Mais les deux enseignes ne jouent pas sur le même terrain : Starbucks reste seule sur le segment premium, de moins en moins attractif dans un contexte de pouvoir d’achat en baisse. Luckin, lui, règne de par sa taille sur un marché ultra-concurrentiel et fragmenté.

Starbucks tente des choses, le responsable historique du marché chinois a été remplacé en janvier, des ajustements de prix ont été annoncés en mai et en juin, le PDG Brian Nicol a confirmé qu’il cherchait des partenaires stratégiques pour aider à redresser l’entreprise en Chine. Une cession partielle des activités chinoises qui marque un aveu face à un marché de plus en plus complexe.

La guerre des prix fait rage

La généralisation des services de livraison a intensifié la guerre des prix avec l'arrivée de géants comme JD.com ou Alibaba. La perte de pouvoir d’achat sur le marché chinois est également un facteur qui a alimenté une bataille de promotions et de coupons. 

Un café peut désormais se vendre dès 2,9 yuans (0,35 euro). Luckin affiche un prix catalogue à 29 yuans (3,5 euros), proche de Starbucks (33 yuans), mais le vend souvent à 9,9 yuans avec des coupons largement diffusés, selon Reuters. D’autres concurrents vont plus loin : Cotti propose des Americanos à 8,8 yuans, KCoffee de KFC les vend à 5 yuans pour ses membres en échange d’une cotisation mensuelle de 10 yuans.

Comme dans l’automobile électrique, l’idée est de sacrifier les marges pour gagner des parts de marché. Starbucks, qui refusait jusque-là de participer à cette guerre, a fini par céder. En janvier, sa PDG en Chine jurait encore ne pas vouloir jouer sur les prix… mais depuis, les promotions se sont multipliées. L’enseigne vient même d’annoncer une baisse de prix moyenne de 5 yuans, avec une offre débutant à 23 yuans (2,77 euros).
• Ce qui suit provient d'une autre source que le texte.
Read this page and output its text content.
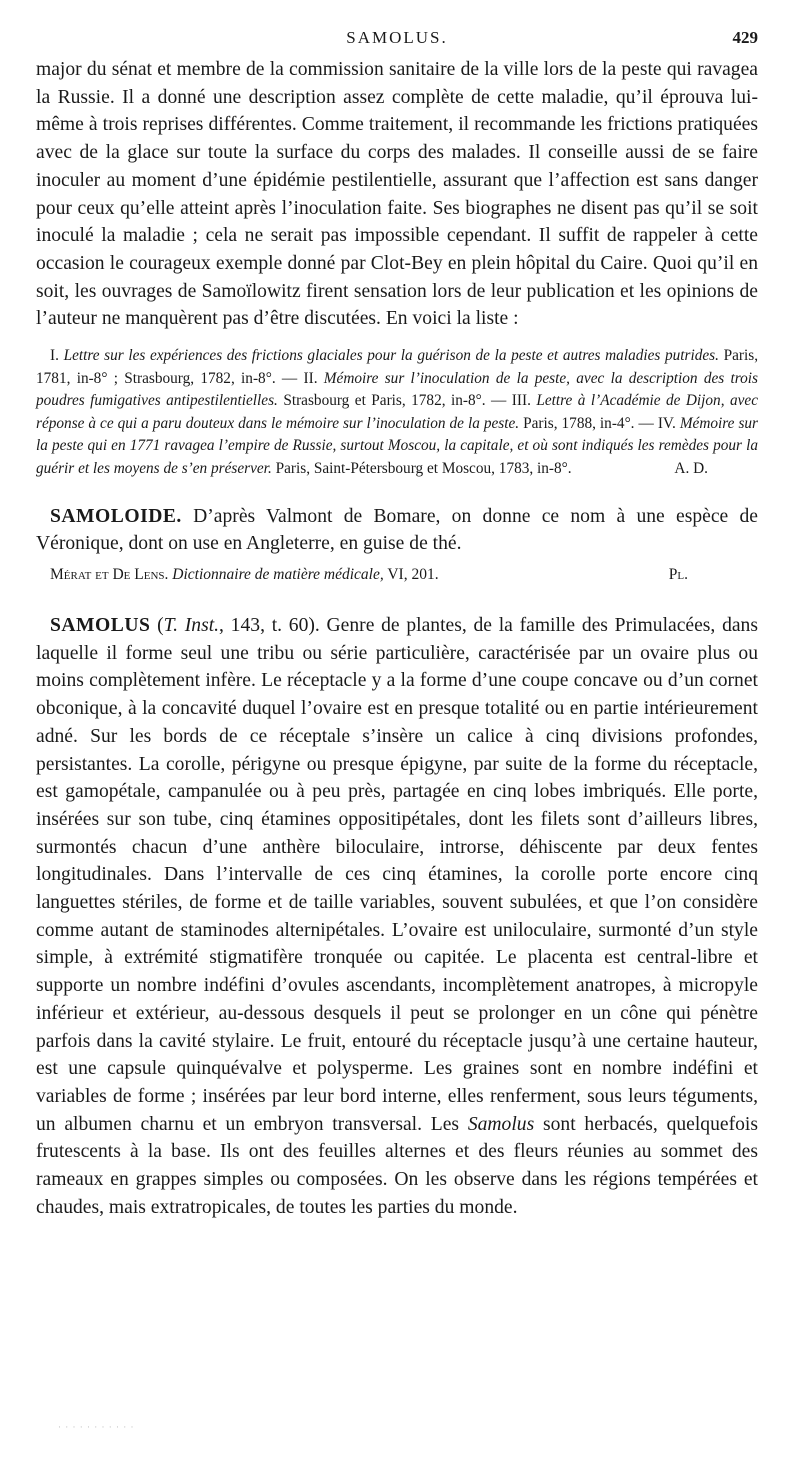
SAMOLUS.	429

major du sénat et membre de la commission sanitaire de la ville lors de la peste qui ravagea la Russie. Il a donné une description assez complète de cette maladie, qu’il éprouva lui-même à trois reprises différentes. Comme traitement, il recommande les frictions pratiquées avec de la glace sur toute la surface du corps des malades. Il conseille aussi de se faire inoculer au moment d’une épidémie pestilentielle, assurant que l’affection est sans danger pour ceux qu’elle atteint après l’inoculation faite. Ses biographes ne disent pas qu’il se soit inoculé la maladie ; cela ne serait pas impossible cependant. Il suffit de rappeler à cette occasion le courageux exemple donné par Clot-Bey en plein hôpital du Caire. Quoi qu’il en soit, les ouvrages de Samoïlowitz firent sensation lors de leur publication et les opinions de l’auteur ne manquèrent pas d’être discutées. En voici la liste :

I. Lettre sur les expériences des frictions glaciales pour la guérison de la peste et autres maladies putrides. Paris, 1781, in-8° ; Strasbourg, 1782, in-8°. — II. Mémoire sur l’inoculation de la peste, avec la description des trois poudres fumigatives antipestilentielles. Strasbourg et Paris, 1782, in-8°. — III. Lettre à l’Académie de Dijon, avec réponse à ce qui a paru douteux dans le mémoire sur l’inoculation de la peste. Paris, 1788, in-4°. — IV. Mémoire sur la peste qui en 1771 ravagea l’empire de Russie, surtout Moscou, la capitale, et où sont indiqués les remèdes pour la guérir et les moyens de s’en préserver. Paris, Saint-Pétersbourg et Moscou, 1783, in-8°.	A. D.

SAMOLOIDE. D’après Valmont de Bomare, on donne ce nom à une espèce de Véronique, dont on use en Angleterre, en guise de thé.

Mérat et De Lens. Dictionnaire de matière médicale, VI, 201.	Pl.

SAMOLUS (T. Inst., 143, t. 60). Genre de plantes, de la famille des Primulacées, dans laquelle il forme seul une tribu ou série particulière, caractérisée par un ovaire plus ou moins complètement infère. Le réceptacle y a la forme d’une coupe concave ou d’un cornet obconique, à la concavité duquel l’ovaire est en presque totalité ou en partie intérieurement adné. Sur les bords de ce réceptale s’insère un calice à cinq divisions profondes, persistantes. La corolle, périgyne ou presque épigyne, par suite de la forme du réceptacle, est gamopétale, campanulée ou à peu près, partagée en cinq lobes imbriqués. Elle porte, insérées sur son tube, cinq étamines oppositipétales, dont les filets sont d’ailleurs libres, surmontés chacun d’une anthère biloculaire, introrse, déhiscente par deux fentes longitudinales. Dans l’intervalle de ces cinq étamines, la corolle porte encore cinq languettes stériles, de forme et de taille variables, souvent subulées, et que l’on considère comme autant de staminodes alternipétales. L’ovaire est uniloculaire, surmonté d’un style simple, à extrémité stigmatifère tronquée ou capitée. Le placenta est central-libre et supporte un nombre indéfini d’ovules ascendants, incomplètement anatropes, à micropyle inférieur et extérieur, au-dessous desquels il peut se prolonger en un cône qui pénètre parfois dans la cavité stylaire. Le fruit, entouré du réceptacle jusqu’à une certaine hauteur, est une capsule quinquévalve et polysperme. Les graines sont en nombre indéfini et variables de forme ; insérées par leur bord interne, elles renferment, sous leurs téguments, un albumen charnu et un embryon transversal. Les Samolus sont herbacés, quelquefois frutescents à la base. Ils ont des feuilles alternes et des fleurs réunies au sommet des rameaux en grappes simples ou composées. On les observe dans les régions tempérées et chaudes, mais extratropicales, de toutes les parties du monde.

· · · · · · · · · · ·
L’émergence d’un nouveau champion : Chagee

Un nouvel acteur monte en flèche : Bawang Chaji (Chagee). Introduit au Nasdaq cette année, il cartonne avec ses thés lattés. Un mélange subtil entre Starbucks et Luckin : marketing agressif, design tendance des gobelets avec des motifs façon Dior, produits innovants, et un positionnement prix intermédiaire par rapport aux deux concurrents. En 2024, sa marge nette (20%) dépasse largement celle de ses deux grands concurrents, tout en maintenant un rythme effréné d’ouvertures.

Vers un basculement culturel

Au-delà du café, ce succès chinois illustre une dynamique plus vaste. Les marques occidentales, autrefois perçues comme synonymes de qualité et de réussite, perdent du terrain. Cette semaine, un article est paru chez ZoneBourse sur l’émergence d’un luxe traditionnel chinois. Mais ce phénomène est global. Apple, par exemple, voit ses ventes reculer en Chine au premier trimestre 2025, pendant que Xiaomi atteint des sommets. Dans l’automobile électrique ou les cosmétiques, les produits locaux gagnent aussi du terrain.
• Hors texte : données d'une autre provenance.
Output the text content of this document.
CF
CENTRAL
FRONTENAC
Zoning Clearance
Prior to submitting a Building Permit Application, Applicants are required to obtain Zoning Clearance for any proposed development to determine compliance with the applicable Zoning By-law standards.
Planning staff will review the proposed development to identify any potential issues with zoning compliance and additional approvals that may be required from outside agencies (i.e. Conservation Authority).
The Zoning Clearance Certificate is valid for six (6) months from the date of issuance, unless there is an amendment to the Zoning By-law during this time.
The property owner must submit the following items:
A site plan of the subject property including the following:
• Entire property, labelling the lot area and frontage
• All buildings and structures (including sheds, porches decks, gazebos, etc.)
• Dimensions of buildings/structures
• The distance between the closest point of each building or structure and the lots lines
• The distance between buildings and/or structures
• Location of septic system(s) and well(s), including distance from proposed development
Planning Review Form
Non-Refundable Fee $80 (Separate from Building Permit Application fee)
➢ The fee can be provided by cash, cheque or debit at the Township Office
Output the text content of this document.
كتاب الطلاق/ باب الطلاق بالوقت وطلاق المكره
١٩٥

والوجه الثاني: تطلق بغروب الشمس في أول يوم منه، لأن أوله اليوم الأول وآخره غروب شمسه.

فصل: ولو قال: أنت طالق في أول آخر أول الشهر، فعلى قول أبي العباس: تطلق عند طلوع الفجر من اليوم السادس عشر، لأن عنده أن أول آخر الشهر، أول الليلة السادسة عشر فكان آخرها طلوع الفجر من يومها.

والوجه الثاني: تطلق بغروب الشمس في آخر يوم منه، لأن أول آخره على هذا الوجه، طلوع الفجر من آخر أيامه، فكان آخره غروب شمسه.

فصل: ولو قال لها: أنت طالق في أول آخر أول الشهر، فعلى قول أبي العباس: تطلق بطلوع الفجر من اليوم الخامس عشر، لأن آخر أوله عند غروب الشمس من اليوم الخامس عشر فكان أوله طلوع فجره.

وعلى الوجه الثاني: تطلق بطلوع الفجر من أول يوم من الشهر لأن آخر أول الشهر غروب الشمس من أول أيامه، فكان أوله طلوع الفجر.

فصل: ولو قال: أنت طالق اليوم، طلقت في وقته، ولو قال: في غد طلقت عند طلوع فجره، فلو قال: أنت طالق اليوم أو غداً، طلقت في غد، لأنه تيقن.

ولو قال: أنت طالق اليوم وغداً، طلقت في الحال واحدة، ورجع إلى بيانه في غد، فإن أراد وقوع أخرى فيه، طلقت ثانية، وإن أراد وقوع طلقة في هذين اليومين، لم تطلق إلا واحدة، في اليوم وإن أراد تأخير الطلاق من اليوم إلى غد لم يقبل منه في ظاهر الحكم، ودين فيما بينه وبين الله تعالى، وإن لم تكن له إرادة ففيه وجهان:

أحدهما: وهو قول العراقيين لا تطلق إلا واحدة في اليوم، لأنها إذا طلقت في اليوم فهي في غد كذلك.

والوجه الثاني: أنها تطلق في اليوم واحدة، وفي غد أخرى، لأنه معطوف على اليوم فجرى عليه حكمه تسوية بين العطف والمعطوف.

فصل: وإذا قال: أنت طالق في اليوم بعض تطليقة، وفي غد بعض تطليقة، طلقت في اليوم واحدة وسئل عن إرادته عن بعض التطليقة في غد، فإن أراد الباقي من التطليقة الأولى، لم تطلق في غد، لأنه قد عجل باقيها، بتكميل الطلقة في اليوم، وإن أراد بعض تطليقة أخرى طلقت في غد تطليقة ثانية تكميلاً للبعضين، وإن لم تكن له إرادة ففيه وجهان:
Derrière cette bascule, un phénomène : le ‘Guochao’, traduit en ‘marée nationale’. Une fierté croissante pour les produits chinois, leurs traditions, leurs codes. Si elle existait depuis plusieurs années, la crise économique actuelle l’a propulsée au premier plan. Et ses conséquences pourraient bien être majeures.